By Eric Bradner, Evansville Courier & Press

- A top Senate Republican budget negotiator says he is investigating a doomsday scenario in case lawmakers and Gov. Mitch Daniels don't agree on a new budget in time.

If the General Assembly doesn't pass - and Daniels doesn't sign - a new budget before the current one expires at the end of June, most of state government would shut down.

Senate Appropriations Chairman Luke Kenley of Noblesville wants to see if Indiana would be able to tap into its $1.3 billion in reserves to keep the state government afloat for an extra month or so.

Kenley told a group of Franklin College journalism students on Friday that he has asked legal experts to determine whether the state can use its reserves in case no budget is passed by June 30.

Doing so, he said, could keep the state government operating for another "30 to 35 days."

"We are in uncharted territory," Kenley said. "I want to know what the options are."

Daniels wants a budget much leaner than the one that passed the Senate but failed in the House in the waning minutes of the General Assembly's session.

However, Democrats and some Republicans have balked at the governor's demand to trim at least $1 billion from that budget.

Carbon cap

Daniels took to the national stage to issue a blistering criticism of climate change legislation currently under consideration in the U.S. House.

He said carbon cap-and-trade legislation would double Hoosiers' energy bills without carving a serious dent into global warming.

"My fellow citizens are being ordered to accept impoverishment for a policy that won't save a single polar bear," Daniels said in an opinion piece published in Friday's Wall Street Journal.

A House committee is expected to vote next week on a plan that would limit greenhouse gas emissions and establish a system to allow companies to buy and sell credits to emit gases.

Hoosiers have enjoyed some of the nation's lowest utility rates, but almost all of Indiana's power is generated by coal, which releases carbon dioxide off into the atmosphere.

That means companies would have to buy extra credits in order to be allowed to emit the heat-trapping gas.

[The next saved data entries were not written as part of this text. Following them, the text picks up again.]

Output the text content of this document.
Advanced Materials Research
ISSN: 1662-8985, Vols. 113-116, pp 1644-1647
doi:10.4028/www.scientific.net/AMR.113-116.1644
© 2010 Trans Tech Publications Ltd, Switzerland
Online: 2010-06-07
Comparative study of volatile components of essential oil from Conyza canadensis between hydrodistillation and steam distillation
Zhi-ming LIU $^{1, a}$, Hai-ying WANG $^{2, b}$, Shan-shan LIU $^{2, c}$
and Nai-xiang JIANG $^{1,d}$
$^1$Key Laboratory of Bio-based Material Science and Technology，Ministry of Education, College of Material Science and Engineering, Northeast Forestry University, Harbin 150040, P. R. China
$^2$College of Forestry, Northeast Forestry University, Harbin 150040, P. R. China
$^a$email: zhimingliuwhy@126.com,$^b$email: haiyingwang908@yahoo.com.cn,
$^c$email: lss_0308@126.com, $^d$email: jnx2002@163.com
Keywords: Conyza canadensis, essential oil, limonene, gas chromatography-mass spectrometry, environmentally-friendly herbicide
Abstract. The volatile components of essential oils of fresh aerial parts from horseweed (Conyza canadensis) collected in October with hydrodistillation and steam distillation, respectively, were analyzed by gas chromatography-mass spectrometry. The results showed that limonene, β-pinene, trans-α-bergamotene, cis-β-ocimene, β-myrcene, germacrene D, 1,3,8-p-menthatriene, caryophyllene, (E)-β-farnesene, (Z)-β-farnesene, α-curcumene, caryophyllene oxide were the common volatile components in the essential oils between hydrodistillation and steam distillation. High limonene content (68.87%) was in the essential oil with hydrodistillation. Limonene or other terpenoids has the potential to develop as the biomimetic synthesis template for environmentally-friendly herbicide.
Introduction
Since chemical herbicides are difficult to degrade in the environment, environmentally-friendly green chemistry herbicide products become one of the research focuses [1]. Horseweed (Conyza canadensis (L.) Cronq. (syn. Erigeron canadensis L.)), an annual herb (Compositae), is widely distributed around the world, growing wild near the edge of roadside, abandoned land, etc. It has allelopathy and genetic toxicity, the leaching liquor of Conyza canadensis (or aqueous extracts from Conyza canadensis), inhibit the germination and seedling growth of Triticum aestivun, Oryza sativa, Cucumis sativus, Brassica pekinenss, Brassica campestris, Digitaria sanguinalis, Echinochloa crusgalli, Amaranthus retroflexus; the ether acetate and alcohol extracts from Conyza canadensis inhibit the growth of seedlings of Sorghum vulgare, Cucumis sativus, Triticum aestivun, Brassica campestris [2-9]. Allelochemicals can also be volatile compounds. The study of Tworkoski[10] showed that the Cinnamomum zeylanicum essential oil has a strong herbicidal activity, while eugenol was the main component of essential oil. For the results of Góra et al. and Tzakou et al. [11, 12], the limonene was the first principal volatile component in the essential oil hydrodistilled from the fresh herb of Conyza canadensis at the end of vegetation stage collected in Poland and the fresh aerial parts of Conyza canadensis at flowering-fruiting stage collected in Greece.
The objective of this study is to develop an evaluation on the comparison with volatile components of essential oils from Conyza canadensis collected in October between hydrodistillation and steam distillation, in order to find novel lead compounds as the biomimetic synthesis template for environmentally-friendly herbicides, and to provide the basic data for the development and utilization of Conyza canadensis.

Daniels said Indiana is not arguing for the status quo. He pitched the state as one among the nation's leaders in wind energy and carbon sequestration in coal-to-natural gas plants.

"This bill would impose enormous taxes and restrictions on free commerce by wealthy but faltering powers - California, Massachusetts and New York - seeking to exploit politically weaker colonies in order to prop up their own decaying economies," he said.

Daniels decried the "imperial climate-change policy" favored by President Barack Obama.

He said it is "government that cannot work, and we humble colonials out here in the provinces have no choice but to petition for relief from the crown's impositions."

Daniels vs Rokita

Todd Rokita, Indiana's Republican secretary of state, challenged Daniels head-on after the governor vetoed legislation that would expand the use of centralized vote centers.

"How ironic it is that the one local government reform that actually passes the Legislature ends up getting vetoed," Rokita said in a statement after Daniels' veto.

"Vote centers is perhaps the only local government reform that so far has been proven unequivocally to save taxpayers money."

The legislation had been designed to allow residents in counties that chose to use vote centers to cast their ballots at centralized locations rather than individual precincts.

"While this bill contains provisions that would make the act of voting more convenient, it does not contain sufficient safeguards against fraud and abuse and removes long-standing bipartisan checks and balances in the conduct of elections," Daniels said in his veto message.

Franklin College student Brittany Brownrigg contributed to this report.